Why is there a sense that the multinational corporations are not here for the long haul when all the evidence is that they are not pulling out of Ireland but piling in? What informs the AYB School of Economics? Could it be an Irish thing based on childhood experiences two generations ago of poverty and economic neglect?
The British don’t have it. Nor do the Belgians.
In the past I worked in the City of London for two large multinational banks, one Swiss, the other French. My wife also worked for a Japanese bank. Around us, within the Square Mile, banks and finance companies from all over the world – German, American, Chinese, Australian, South African, Spanish, Dutch, Belgian – traded, employed, paid taxes, demanded office space and contributed enormously to the economy of London.
Their employees kept restaurants, bars and taxi companies in business. Their taxes also built council houses in Belfast, Glasgow and Brixton. No one ever dismissed the huge and impressive London economy with the words “ah yeah but, it’s only the multinationals”.
No one suggested the taxes paid in London were in some way unreal or illegitimate or that the English should construct economic indicators ex-London to give a better sense of the English economy. The international presence in London is taken as a given, as legitimate as the English sweet shop, retailer or farm.
We used to refer to the foreign companies in London as the Wimbledon model of economic development. This referred to the fact that Wimbledon is one of the premier global tennis tournaments, hosted in England, yet few English players ever feature. That doesn’t mean that the tournament is not real or about to leave because English players are not as good as foreign ones.
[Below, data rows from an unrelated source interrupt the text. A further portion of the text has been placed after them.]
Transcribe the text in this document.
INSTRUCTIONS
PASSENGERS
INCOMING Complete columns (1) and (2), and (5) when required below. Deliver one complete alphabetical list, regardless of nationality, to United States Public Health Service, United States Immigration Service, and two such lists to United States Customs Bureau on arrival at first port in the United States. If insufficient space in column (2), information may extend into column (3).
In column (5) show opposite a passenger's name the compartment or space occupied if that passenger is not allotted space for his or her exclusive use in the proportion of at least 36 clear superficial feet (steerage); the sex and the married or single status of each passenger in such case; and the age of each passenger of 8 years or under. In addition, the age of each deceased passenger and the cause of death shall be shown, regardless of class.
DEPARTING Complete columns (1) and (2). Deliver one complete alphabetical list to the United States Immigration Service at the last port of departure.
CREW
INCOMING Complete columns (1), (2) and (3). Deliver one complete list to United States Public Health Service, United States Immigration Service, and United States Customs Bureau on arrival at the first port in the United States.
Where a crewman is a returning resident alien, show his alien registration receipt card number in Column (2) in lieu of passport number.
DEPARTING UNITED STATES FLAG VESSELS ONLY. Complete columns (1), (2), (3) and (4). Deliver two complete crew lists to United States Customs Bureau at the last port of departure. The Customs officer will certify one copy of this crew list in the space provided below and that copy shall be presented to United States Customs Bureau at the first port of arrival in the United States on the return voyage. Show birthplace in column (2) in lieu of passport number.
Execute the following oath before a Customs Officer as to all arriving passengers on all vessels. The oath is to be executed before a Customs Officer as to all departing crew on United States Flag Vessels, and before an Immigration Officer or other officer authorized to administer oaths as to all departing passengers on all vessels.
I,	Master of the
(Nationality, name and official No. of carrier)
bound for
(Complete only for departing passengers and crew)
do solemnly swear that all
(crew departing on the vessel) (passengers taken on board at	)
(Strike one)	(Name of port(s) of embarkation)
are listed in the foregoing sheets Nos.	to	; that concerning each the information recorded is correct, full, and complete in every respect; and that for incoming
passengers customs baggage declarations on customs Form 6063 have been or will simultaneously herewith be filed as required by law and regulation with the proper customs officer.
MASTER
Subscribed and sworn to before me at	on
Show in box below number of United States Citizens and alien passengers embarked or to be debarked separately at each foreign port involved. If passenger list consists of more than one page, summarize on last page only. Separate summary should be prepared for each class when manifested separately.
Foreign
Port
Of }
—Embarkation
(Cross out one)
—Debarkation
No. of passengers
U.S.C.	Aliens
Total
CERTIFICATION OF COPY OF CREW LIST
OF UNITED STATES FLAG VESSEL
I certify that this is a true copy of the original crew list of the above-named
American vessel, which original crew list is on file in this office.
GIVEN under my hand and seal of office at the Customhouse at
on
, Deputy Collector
It’s not just the British who don’t suffer from AYB. The Belgians or Luxembourgers don’t make allowances for the fact that Brussels and Luxembourg are home to many multinationals and most of the EU institutions. They don’t calculate their economies net of these foreign bodies. They are there. They exist. Simple.
Maybe we should similarly look at the multinationals based in Ireland. They are here, they exist and they are not going anywhere soon.
When I get the Dart into Dublin and the carriage fills up at Grand Canal Dock, this is real. It is not a sleight of hand or a bit of tax trickery. These are real people, real employees, real managers, real “intrepreneurs”, and their existence is not ephemeral or in some way to be discounted when compared to the allegedly more solid and genuine Irish Rail worker who drives the Dart.
In an internationally open world, foreign direct investment is completely normal and these investment decisions are not taken lightly. Doubtless, multinational companies will be affected by the market. Creative destruction waits for no man, no company or no product – that is capitalism. The companies will be judged by how they compete in the market and as long as they do that, and we look after them, they will stay here. (If the world closes, the entire tax base shrinks, not just corportation tax).
Multinational companies live or die by the market, but if they compete effectively in it, and we look after them, they will stay here. There is no “ah yeah but”.
Ireland collected €8.2 billion in corporation tax in 2017 (2.7 per cent of GDP and 11.6 per cent of total tax receipts). This was an increase of 11.5 per cent on 2016. The 10 largest corporation-tax contributors accounted for 39 per cent of total receipts. And here is the big figure: foreign-owned multinationals accounted for 80 per cent of corporation-tax receipts in 2017.
This should be welcomed, not shamed or in some way discredited.
Revenue.ie calculates that a quarter of all employees – or about 530,000 – were in multinational companies or serviced multinational companies.
The multinationals are part of us and we are part of them. They are not about to up sticks. It’s time to get over our attachment issues.